SKiD-SLAM: Robust, Lightweight, and Distributed Multi-Robot LiDAR SLAM in Resource-Constrained Field Environments

IEEE International Conference on Robotics and Automation (ICRA) 2025 Workshop on Field Robotics submitted
(* means corresponding authors)
1Spatial AI and Robotics (SPARO) Lab, Inha University, South Korea
2Laboratory for Information & Decision Systems (LID), Massachusetts Institute of Technologym, USA

TL;DR Robust, Lightweight, and Distributed Multi-Robot LiDAR SLAM
when resource-constrained field environments are given!

Abstract

Distributed LiDAR SLAM is crucial for achieving efficient robot autonomy and improving the scalability of mapping.

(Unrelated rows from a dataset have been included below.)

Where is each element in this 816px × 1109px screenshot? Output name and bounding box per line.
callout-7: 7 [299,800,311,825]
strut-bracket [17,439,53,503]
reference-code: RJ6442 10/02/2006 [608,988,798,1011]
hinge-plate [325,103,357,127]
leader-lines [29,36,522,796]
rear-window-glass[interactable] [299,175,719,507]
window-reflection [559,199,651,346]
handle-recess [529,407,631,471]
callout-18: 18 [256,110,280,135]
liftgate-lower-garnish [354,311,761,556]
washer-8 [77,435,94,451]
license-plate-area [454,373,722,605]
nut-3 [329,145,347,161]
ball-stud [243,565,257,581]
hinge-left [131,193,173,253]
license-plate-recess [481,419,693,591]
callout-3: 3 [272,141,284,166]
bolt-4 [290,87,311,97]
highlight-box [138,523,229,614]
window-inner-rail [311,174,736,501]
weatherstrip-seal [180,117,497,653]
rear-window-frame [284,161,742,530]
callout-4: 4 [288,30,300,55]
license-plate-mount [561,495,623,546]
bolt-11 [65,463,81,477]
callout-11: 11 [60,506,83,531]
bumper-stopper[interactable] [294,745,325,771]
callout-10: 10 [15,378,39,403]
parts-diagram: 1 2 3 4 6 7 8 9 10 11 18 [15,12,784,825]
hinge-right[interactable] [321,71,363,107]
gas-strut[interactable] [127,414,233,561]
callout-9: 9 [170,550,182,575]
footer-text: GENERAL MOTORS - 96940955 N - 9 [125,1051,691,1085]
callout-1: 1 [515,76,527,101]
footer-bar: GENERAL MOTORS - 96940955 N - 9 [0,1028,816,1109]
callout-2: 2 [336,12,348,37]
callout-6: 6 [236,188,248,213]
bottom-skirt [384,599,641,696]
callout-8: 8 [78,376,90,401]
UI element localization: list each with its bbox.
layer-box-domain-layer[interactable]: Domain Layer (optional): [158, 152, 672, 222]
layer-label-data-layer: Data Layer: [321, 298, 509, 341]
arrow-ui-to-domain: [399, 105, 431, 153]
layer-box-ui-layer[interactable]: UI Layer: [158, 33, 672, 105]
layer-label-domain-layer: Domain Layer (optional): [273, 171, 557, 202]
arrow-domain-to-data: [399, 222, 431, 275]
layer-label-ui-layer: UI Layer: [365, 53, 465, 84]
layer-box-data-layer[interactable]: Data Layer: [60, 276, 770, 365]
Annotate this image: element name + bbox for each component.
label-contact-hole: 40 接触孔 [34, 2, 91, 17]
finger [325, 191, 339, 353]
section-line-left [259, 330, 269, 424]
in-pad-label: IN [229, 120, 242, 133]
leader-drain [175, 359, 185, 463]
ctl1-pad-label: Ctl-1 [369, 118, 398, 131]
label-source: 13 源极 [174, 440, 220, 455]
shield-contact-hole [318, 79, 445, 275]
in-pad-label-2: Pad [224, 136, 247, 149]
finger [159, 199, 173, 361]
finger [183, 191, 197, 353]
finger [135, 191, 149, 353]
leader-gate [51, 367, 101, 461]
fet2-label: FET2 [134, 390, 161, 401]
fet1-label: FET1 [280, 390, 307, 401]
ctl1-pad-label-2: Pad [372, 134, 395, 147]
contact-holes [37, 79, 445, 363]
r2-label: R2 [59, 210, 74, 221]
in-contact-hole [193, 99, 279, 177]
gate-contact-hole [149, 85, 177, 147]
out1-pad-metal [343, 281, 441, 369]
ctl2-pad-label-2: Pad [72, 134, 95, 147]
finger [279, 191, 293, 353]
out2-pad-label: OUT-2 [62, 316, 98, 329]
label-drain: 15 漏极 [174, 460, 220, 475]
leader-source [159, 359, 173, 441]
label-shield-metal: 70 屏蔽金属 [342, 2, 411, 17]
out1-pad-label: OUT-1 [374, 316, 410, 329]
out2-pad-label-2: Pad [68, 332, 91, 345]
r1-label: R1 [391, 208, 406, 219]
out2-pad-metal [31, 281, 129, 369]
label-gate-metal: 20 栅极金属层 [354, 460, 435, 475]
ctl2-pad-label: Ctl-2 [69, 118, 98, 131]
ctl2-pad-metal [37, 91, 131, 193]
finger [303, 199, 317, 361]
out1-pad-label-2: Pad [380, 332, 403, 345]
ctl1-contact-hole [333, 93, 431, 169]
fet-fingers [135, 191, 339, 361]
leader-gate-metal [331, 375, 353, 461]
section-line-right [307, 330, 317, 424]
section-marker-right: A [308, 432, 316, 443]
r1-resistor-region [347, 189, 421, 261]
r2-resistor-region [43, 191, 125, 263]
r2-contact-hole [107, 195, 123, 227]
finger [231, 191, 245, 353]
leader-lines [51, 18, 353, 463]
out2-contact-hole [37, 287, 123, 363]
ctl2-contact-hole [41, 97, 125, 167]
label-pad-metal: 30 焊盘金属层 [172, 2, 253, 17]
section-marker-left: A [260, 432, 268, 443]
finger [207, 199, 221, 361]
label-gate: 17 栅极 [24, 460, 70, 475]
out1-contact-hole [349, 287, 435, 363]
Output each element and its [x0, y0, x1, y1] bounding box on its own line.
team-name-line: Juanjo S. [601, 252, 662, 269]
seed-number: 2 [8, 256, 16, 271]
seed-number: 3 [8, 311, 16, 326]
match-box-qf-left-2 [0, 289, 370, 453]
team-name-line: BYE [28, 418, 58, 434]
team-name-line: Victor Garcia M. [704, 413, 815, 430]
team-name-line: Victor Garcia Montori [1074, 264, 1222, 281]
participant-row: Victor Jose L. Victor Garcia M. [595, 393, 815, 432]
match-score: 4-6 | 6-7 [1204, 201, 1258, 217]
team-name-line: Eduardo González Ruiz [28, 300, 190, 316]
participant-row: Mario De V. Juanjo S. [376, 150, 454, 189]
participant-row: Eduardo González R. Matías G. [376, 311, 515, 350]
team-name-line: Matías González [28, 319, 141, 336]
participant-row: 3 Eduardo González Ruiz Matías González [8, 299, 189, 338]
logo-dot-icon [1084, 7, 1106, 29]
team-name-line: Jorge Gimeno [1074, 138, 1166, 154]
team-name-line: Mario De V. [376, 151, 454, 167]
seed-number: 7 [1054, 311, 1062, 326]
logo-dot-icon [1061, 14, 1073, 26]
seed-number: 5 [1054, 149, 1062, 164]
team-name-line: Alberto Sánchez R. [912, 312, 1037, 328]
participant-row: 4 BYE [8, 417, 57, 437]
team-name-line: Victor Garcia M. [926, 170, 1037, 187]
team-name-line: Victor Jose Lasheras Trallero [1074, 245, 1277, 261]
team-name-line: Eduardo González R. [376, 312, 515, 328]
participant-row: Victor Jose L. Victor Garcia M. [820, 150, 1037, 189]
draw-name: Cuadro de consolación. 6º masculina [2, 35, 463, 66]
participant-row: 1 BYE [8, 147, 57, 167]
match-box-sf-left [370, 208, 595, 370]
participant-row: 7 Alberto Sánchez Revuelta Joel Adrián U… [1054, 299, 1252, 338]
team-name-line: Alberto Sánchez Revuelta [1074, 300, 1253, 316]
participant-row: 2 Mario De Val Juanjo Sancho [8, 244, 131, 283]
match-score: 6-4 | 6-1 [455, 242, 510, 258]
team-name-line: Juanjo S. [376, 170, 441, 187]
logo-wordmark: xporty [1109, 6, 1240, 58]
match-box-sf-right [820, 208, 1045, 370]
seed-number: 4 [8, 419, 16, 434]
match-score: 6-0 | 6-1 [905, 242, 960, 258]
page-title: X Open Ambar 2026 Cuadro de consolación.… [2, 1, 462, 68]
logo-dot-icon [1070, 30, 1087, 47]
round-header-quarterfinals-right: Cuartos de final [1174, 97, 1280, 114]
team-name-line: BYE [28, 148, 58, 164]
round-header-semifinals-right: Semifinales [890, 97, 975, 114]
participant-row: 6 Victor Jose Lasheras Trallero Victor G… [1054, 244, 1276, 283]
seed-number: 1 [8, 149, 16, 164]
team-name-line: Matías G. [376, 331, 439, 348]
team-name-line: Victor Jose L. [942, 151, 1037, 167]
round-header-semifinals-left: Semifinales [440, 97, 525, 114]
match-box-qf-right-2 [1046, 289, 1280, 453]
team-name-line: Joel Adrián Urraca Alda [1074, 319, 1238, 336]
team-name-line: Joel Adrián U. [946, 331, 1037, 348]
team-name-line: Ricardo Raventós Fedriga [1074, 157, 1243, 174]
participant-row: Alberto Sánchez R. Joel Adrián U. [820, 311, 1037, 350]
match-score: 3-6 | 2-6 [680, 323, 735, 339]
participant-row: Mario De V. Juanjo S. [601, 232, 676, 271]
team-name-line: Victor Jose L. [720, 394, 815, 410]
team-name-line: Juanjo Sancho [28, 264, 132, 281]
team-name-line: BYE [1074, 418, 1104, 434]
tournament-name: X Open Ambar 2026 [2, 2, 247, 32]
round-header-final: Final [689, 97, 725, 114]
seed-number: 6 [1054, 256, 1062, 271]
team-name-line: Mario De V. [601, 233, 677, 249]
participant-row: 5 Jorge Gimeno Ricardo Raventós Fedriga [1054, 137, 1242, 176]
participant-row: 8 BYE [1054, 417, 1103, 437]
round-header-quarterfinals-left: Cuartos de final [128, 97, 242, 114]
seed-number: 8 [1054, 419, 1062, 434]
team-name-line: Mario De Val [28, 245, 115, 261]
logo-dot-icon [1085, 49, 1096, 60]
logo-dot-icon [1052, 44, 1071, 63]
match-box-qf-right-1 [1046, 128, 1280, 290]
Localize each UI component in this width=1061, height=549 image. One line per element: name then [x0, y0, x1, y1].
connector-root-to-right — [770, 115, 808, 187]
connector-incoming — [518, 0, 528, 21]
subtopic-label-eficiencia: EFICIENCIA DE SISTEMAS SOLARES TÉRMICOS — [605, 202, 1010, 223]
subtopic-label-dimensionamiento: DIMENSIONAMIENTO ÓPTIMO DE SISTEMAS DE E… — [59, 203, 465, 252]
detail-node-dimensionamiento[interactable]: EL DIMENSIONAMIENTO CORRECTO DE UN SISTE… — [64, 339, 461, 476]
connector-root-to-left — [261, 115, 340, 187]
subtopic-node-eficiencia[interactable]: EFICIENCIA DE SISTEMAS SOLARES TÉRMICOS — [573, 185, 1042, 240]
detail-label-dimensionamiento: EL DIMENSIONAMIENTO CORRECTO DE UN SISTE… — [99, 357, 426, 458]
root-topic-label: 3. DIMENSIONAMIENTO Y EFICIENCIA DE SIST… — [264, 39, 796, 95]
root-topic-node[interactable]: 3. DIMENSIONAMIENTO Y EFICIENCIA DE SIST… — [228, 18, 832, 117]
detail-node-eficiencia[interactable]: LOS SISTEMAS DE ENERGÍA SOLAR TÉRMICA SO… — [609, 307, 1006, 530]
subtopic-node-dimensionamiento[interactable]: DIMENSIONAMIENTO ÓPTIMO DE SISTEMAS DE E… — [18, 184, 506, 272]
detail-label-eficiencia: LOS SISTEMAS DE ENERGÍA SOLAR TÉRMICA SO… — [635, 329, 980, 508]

However, two issues need to be considered when applying it in field environments: one is resource limitation, and the other is inter/intra-robot association. The resource limitation issue arises when the data size exceeds the processing capacity of the network or memory, especially when utilizing communication systems or onboard computers in the field. The inter/intra-robot association issue occurs due to the narrow convergence region of ICP under large viewpoint differences, triggering many false positive loops and ultimately resulting in an inconsistent global map for multi-robot systems. To tackle these problems, we propose a distributed LiDAR SLAM framework designed for versatile field applications, called SKiD-SLAM. Extending our previous work that solely focused on lightweight place recognition and fast and robust global registration, we present a multi-robot mapping framework that focuses on robust and lightweight inter-robot loop closure in distributed LiDAR SLAM. Through various environmental experiments, we demonstrate that our method is more robust and lightweight compared to other state-of-the-art distributed SLAM approaches, overcoming resource limitation and inter/intra-robot association issues. Also, we validated the field applicability of our approach through mapping experiments in real-world planetary emulation terrain and cave environments, which are in-house datasets. Our code will be available at github.